AJAX-Tools
An Ajax based application provides rich user interface and experience for users. By combining the power of JavaScript and XML, developers are able to build applications that asynchronously streams data. The result is an application or a website wherein users will receive real time updates without any command from the user.
Since the term’s inception it has come a long way as developers now has access to different tools such as frameworks that would aid them in the development of the application without writing a single line of JavaScript. Strong community support for Ajax has also ensured starting developers will have the ability to build applications with little to no experience.
However, one of the key flaws of Ajax is security. As it uses mainly client side interaction, the website could be easily attacked since codes could be easily injected to the application. That code will refer the application to website wherein it could launch an attack to extract information.

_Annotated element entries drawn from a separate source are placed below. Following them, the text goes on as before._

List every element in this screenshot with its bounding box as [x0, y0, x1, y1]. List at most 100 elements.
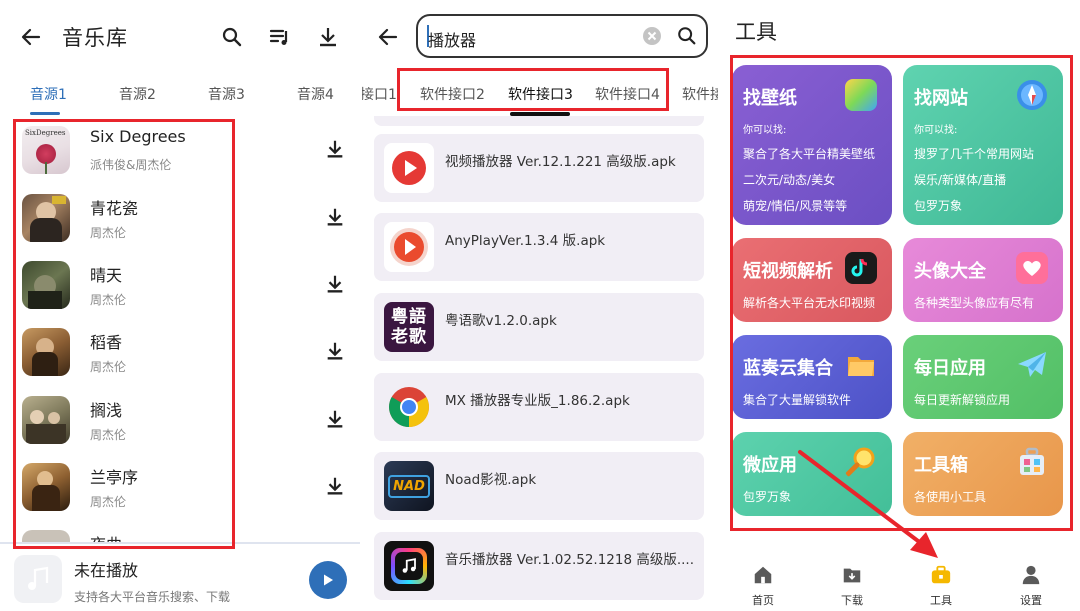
back-arrow-icon[interactable] [376, 25, 400, 49]
song-title: Six Degrees [90, 127, 186, 146]
card-avatars[interactable]: 头像大全 各种类型头像应有尽有 [903, 238, 1063, 322]
card-desc: 聚合了各大平台精美壁纸 [743, 147, 876, 161]
list-item[interactable]: NAD Noad影视.apk [374, 452, 704, 520]
card-title: 短视频解析 [743, 261, 833, 282]
file-name: MX 播放器专业版_1.86.2.apk [445, 393, 630, 409]
album-cover [22, 396, 70, 444]
card-wallpaper[interactable]: 找壁纸 你可以找: 聚合了各大平台精美壁纸 二次元/动态/美女 萌宠/情侣/风景… [732, 65, 892, 225]
card-lanzou[interactable]: 蓝奏云集合 集合了大量解锁软件 [732, 335, 892, 419]
song-row[interactable]: SixDegrees Six Degrees 派伟俊&周杰伦 [14, 126, 354, 192]
tab-software-interface-3[interactable]: 软件接口3 [508, 84, 573, 104]
file-name: 粤语歌v1.2.0.apk [445, 313, 557, 329]
song-row[interactable]: 稻香 周杰伦 [14, 328, 354, 394]
card-short-video[interactable]: 短视频解析 解析各大平台无水印视频 [732, 238, 892, 322]
nav-label: 工具 [930, 594, 952, 607]
song-artist: 周杰伦 [90, 293, 127, 307]
download-icon[interactable] [324, 340, 346, 362]
music-player-app-icon [384, 541, 434, 591]
now-playing-cover[interactable] [14, 555, 62, 603]
song-artist: 周杰伦 [90, 226, 127, 240]
nav-item-home[interactable]: 首页 [733, 564, 793, 608]
home-icon [754, 566, 772, 584]
folder-icon [848, 357, 874, 376]
music-library-screen: 音乐库 音源1 音源2 音源3 音源4 SixDegrees Six Degre… [0, 0, 360, 611]
card-desc: 集合了大量解锁软件 [743, 393, 852, 407]
video-player-app-icon [384, 143, 434, 193]
list-item[interactable]: 音乐播放器 Ver.1.02.52.1218 高级版.... [374, 532, 704, 600]
wallpaper-icon [845, 79, 877, 111]
download-icon[interactable] [324, 273, 346, 295]
song-title: 稻香 [90, 333, 123, 352]
annotation-arrow [798, 450, 938, 558]
card-title: 找壁纸 [743, 88, 797, 109]
card-daily-apps[interactable]: 每日应用 每日更新解锁应用 [903, 335, 1063, 419]
playlist-icon[interactable] [268, 25, 292, 49]
search-icon[interactable] [676, 25, 698, 47]
card-desc: 二次元/动态/美女 [743, 173, 836, 187]
cantonese-songs-app-icon: 粤語老歌 [384, 302, 434, 352]
tiktok-icon [845, 252, 877, 284]
heart-photo-icon [1016, 252, 1048, 284]
tab-source-1[interactable]: 音源1 [30, 84, 67, 104]
album-cover: SixDegrees [22, 126, 70, 174]
song-row[interactable]: 夜曲 [14, 530, 354, 542]
now-playing-subtitle: 支持各大平台音乐搜索、下载 [74, 590, 231, 604]
download-icon[interactable] [316, 25, 340, 49]
paper-plane-icon [1018, 352, 1046, 377]
tab-interface-1[interactable]: 接口1 [362, 84, 397, 104]
noad-app-icon: NAD [384, 461, 434, 511]
card-title: 头像大全 [914, 261, 986, 282]
file-name: Noad影视.apk [445, 472, 537, 488]
card-websites[interactable]: 找网站 你可以找: 搜罗了几千个常用网站 娱乐/新媒体/直播 包罗万象 [903, 65, 1063, 225]
card-desc: 萌宠/情侣/风景等等 [743, 199, 848, 213]
tab-source-4[interactable]: 音源4 [297, 84, 334, 104]
tab-source-3[interactable]: 音源3 [208, 84, 245, 104]
tab-source-2[interactable]: 音源2 [119, 84, 156, 104]
album-cover [22, 530, 70, 542]
song-title: 夜曲 [90, 531, 122, 542]
card-desc: 解析各大平台无水印视频 [743, 296, 876, 310]
play-icon [324, 574, 333, 586]
list-item[interactable]: MX 播放器专业版_1.86.2.apk [374, 373, 704, 441]
nav-label: 下载 [841, 594, 863, 607]
person-icon [1022, 565, 1040, 585]
album-cover [22, 463, 70, 511]
search-results-screen: 播放器 接口1 软件接口2 软件接口3 软件接口4 软件接 视频播放器 Ver.… [362, 0, 718, 611]
album-cover [22, 194, 70, 242]
album-cover [22, 261, 70, 309]
player-divider [0, 542, 360, 544]
card-desc: 包罗万象 [914, 199, 963, 213]
song-artist: 派伟俊&周杰伦 [90, 158, 172, 172]
search-icon[interactable] [220, 25, 244, 49]
list-item[interactable]: AnyPlayVer.1.3.4 版.apk [374, 213, 704, 281]
play-button[interactable] [309, 561, 347, 599]
song-row[interactable]: 晴天 周杰伦 [14, 261, 354, 327]
song-title: 兰亭序 [90, 468, 139, 487]
toolbox-icon [1020, 447, 1044, 475]
tab-software-interface-5[interactable]: 软件接 [682, 84, 718, 104]
song-row[interactable]: 搁浅 周杰伦 [14, 396, 354, 462]
song-artist: 周杰伦 [90, 360, 127, 374]
list-item[interactable]: 视频播放器 Ver.12.1.221 高级版.apk [374, 134, 704, 202]
download-icon[interactable] [324, 206, 346, 228]
download-icon[interactable] [324, 408, 346, 430]
clear-icon[interactable] [642, 26, 662, 46]
list-item-partial [374, 116, 704, 126]
song-row[interactable]: 青花瓷 周杰伦 [14, 194, 354, 260]
card-title: 蓝奏云集合 [743, 358, 833, 379]
list-item[interactable]: 粤語老歌 粤语歌v1.2.0.apk [374, 293, 704, 361]
nav-item-settings[interactable]: 设置 [1001, 564, 1061, 608]
download-icon[interactable] [324, 138, 346, 160]
music-note-icon [28, 566, 49, 590]
search-input[interactable]: 播放器 [416, 14, 708, 58]
card-desc: 娱乐/新媒体/直播 [914, 173, 1007, 187]
back-arrow-icon[interactable] [19, 25, 43, 49]
file-name: 音乐播放器 Ver.1.02.52.1218 高级版.... [445, 552, 695, 568]
tab-software-interface-4[interactable]: 软件接口4 [595, 84, 660, 104]
tab-software-interface-2[interactable]: 软件接口2 [420, 84, 485, 104]
card-title: 每日应用 [914, 358, 986, 379]
album-cover [22, 328, 70, 376]
song-row[interactable]: 兰亭序 周杰伦 [14, 463, 354, 529]
download-icon[interactable] [324, 475, 346, 497]
file-name: 视频播放器 Ver.12.1.221 高级版.apk [445, 154, 676, 170]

The result is a cross site scripting which result to data loss and access to sensitive user information. This is only one of the security problems of Ajax that developers would have to face when they plan to build an Ajax based application.
A good solution for addressing the security problems in Ajax is by integrating it with WSRP (Web Services for Remote Portlets). Developers can build Ajax in a regular manner but the client and the server side communication is done through WSRP.
By using remote portlets, developers will have a screening process between the client and the server. Remote portlets can also provide better customization for security. For example, a single portlet will only allow a number of users.
Since direct communication of client to server is interrupted by a portlet, it is possible that the application will experience slower execution. Intensive screening especially for secured websites will be very slow as secured websites will have more portlet security.
To answer this problem, developers could change the general architecture of the application using ESB or Enterprise Service Bus. Using ESB, developers could find useful middleware components that directly bridge the server to the client. The portlet will still be there but it will not be hampering the speed of the operations.
ESB is an event driven which optimizes the messaging engine of the server. Another key benefit of ESB is that can optimize the application when the application is developed for offline use.
With the use of WSRP, developers could ensure that their Ajax based application by using remote portlets. The customization of responses is possible with the use of this web service as well as implementing stricter security policy especially for using online access.
On the other hand, ESB ensures the speed of the application is optimized as well as access to information even though it is developed for offline usage. Although it is a longer route for Ajax development, developers could be rest assured that their Ajax based application or website has been optimized for security and customization.